A Ranau, altre miserie e fatiche si prospettavano per i ‘fortunati’ che non erano stati inghiottiti dalla foresta durante la prima marcia. Il loro compito principale nel nuovo campo era trasportare sacchi di riso da 20 chili avanti e indietro da un villaggio 40 km a monte. Debilitati oltre ogni umana resistenza, quasi tutti morirono in questa fase. «Nessuno può immaginare lo sporco e il tasso di mortalità durante i giorni trascorsi in questa fogna. La fanghiglia arrivava alle anche, i malati erano lasciati a terra, incapaci di muoversi, distesi nei loro escrementi». Quando gli Alleati attaccarono Ranau, erano rimasti in 18, e all’arrivo in giugno dei 118 (su 540) sopravvissuti della seconda marcia, soltanto in 6. Nel giro di un mese erano tutti morti.
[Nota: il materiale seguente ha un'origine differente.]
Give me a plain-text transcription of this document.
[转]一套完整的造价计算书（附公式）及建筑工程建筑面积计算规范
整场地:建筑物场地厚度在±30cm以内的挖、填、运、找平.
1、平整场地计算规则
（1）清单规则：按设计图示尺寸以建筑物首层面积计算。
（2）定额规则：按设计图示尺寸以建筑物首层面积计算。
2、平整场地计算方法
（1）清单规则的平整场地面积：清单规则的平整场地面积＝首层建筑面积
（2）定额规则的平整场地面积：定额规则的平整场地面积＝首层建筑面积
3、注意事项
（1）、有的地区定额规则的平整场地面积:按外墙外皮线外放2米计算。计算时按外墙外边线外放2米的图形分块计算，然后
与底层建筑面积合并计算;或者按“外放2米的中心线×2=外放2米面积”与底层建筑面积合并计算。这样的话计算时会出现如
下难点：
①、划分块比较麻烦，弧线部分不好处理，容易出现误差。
Soltanto quattro audaci e fortunati prigionieri australiani riuscirono a sfuggire ai loro aguzzini. Uno di loro ricorda: «Un colonnello australiano venne da me e mi disse: «Adesso andiamo a salvare anche i tuoi compagni». Io mi girai dall’altra parte, verso il muro, e piangendo come un bambino, dissi: «Ormai sarà troppo tardi». E infatti era così.
Ci sono tragedie che vanno conosciute, e poi ricordate.